Momentaufnahme dreiundzwanzigster September

Wir leben schon in turbulenten Zeiten. Die Amerikaner wollen ein paar nagelneue Atomwaffen in Rheinland-Pfalz stationieren. Wieso eigentlich? Der Flüchtlingsstrom hält derweil an. Doch statt über eine Lösung der Syrienkrise nachzudenken, lässt die NATO ihre Eurofighter voll bewaffnet in Estland rumfliegen und wartet auf die Russen. Die aber werden nicht kommen, denn Putin ist gerade damit beschäftigt, seine Soldaten in Damaskus um Assad herum zu positionieren – leider zielen sie in die falsche Richtung. Währenddessen holt Innenminister de Maizière pensionierte Beamte zurück, um Asylanträge zu bearbeiten, obwohl bestimmt irgendwo in Deutschland noch genügend Beamten aufzutreiben wären, die zu wenig zu tun haben. Drittklassige Lösungen für ein Problem, das sowieso keine Priorität hat. Der Innenminister hält es für wichtiger, am europäischen Asylrecht rumzudoktern und der Pöbel hat endlich die Möglichkeit, die Angst vor unsicheren Straßen, fiktiver Islamisierung und Flüchtlingen in einen Topf zu werfen. Zur selben Zeit bedrohen Pegida-Anhänger Kinder in Dresden („Euch kriegen wir auch noch!“), weil sie die Teilnehmer des „Schultheaters der Länder“ für eine Gegendemonstration hielten.

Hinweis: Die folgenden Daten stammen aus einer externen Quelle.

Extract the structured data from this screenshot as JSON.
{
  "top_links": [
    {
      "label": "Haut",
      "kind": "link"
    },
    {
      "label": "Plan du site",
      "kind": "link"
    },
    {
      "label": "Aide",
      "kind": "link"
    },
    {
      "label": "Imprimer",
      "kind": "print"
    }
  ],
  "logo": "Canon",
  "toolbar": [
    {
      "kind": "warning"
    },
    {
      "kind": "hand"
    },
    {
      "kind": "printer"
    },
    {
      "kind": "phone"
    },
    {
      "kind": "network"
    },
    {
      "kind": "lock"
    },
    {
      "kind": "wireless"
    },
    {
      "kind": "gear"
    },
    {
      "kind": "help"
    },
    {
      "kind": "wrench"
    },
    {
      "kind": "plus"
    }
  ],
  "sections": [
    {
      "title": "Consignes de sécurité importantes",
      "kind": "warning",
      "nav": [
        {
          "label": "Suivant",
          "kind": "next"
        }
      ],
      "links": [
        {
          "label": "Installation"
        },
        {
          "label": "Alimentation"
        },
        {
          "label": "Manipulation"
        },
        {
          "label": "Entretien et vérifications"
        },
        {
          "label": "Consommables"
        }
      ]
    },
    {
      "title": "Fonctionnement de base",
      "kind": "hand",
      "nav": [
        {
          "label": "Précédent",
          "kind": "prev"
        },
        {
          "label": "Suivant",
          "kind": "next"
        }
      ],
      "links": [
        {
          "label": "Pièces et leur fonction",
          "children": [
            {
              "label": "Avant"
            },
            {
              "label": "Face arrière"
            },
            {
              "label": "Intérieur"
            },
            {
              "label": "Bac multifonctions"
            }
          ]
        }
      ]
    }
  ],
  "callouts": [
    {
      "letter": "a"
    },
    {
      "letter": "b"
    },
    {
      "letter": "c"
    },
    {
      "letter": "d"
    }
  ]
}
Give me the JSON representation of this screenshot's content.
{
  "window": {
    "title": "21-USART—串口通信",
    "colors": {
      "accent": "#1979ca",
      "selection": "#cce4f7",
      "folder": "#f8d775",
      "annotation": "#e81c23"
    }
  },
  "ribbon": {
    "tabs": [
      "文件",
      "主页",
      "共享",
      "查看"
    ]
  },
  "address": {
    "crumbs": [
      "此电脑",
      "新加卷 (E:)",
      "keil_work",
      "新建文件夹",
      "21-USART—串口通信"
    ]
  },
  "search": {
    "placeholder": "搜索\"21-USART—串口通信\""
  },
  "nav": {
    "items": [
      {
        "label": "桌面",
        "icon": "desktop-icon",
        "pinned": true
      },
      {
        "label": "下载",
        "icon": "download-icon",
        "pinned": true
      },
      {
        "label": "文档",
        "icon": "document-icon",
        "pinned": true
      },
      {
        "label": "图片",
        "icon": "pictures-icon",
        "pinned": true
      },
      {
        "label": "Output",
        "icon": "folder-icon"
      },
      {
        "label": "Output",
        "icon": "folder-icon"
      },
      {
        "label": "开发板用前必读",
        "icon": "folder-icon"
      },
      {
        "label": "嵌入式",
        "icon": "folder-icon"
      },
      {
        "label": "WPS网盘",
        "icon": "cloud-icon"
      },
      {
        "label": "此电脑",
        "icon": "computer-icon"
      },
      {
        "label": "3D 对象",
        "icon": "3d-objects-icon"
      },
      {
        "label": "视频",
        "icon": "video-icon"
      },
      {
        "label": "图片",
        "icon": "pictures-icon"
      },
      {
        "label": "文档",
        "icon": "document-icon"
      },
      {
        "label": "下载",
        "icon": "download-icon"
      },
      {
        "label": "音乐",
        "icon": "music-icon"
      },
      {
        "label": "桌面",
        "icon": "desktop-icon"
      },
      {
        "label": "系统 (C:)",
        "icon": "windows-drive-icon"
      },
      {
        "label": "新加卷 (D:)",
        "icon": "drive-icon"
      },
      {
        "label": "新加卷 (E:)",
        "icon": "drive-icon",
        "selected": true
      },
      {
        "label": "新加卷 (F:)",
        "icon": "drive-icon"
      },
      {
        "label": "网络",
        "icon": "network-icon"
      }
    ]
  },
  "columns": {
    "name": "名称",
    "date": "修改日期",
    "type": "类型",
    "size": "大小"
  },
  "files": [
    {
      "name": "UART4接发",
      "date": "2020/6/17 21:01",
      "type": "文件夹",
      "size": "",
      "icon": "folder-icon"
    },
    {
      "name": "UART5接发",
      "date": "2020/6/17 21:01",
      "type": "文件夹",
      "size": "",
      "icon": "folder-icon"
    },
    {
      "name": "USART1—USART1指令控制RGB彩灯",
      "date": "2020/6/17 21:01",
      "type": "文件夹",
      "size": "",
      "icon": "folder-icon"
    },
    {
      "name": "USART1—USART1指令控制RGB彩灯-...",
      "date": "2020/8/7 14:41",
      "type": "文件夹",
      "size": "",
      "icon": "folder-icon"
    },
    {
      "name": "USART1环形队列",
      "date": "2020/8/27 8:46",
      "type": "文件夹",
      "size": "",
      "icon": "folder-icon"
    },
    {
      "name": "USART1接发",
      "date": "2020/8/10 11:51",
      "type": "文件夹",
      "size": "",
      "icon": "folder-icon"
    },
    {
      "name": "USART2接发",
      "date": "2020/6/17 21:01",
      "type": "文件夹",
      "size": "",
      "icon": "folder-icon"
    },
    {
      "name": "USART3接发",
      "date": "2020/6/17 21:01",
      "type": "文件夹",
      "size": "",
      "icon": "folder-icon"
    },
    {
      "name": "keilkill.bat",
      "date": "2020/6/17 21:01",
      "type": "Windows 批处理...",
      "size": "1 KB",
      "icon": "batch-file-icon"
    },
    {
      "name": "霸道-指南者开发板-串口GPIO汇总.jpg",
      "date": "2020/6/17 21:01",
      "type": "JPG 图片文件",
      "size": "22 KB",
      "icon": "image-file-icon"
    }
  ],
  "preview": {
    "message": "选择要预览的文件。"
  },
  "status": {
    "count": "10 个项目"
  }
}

Demonstriert wird tatsächlich, nämlich wo zurzeit der Konflikt zwischen Kurden und Türken eskaliert. Türkisch-deutsche Online-Zeitungen, die ich eigentlich gerne lese, schießen gegen die (zu Recht oder zu Unrecht noch verbotene) PKK und für Erdoğan, kurdische Online-Quellen versuchen unterdessen nachzuweisen, dass Osama Abdul Mohsen („der Flüchtling, dem ein Bein gestellt wurde“) in Wirklichkeit ein Radikaler der al-Nusra-Front ist. Es geht drunter und drüber. Und immer mehr Menschen freunden sich wieder mit den simplen Weltsichten und einfachen Lösungen an, die wir hierzulande in einem jahrhundertelangen, äußerst schmerzhaften Prozess eigentlich zum großen Teil überwunden haben sollten. Aber ist es die Aufregung wert? Wahrscheinlich geht das Abendland sowieso unter – jetzt wo auch VW dem Untergang näher ist denn je…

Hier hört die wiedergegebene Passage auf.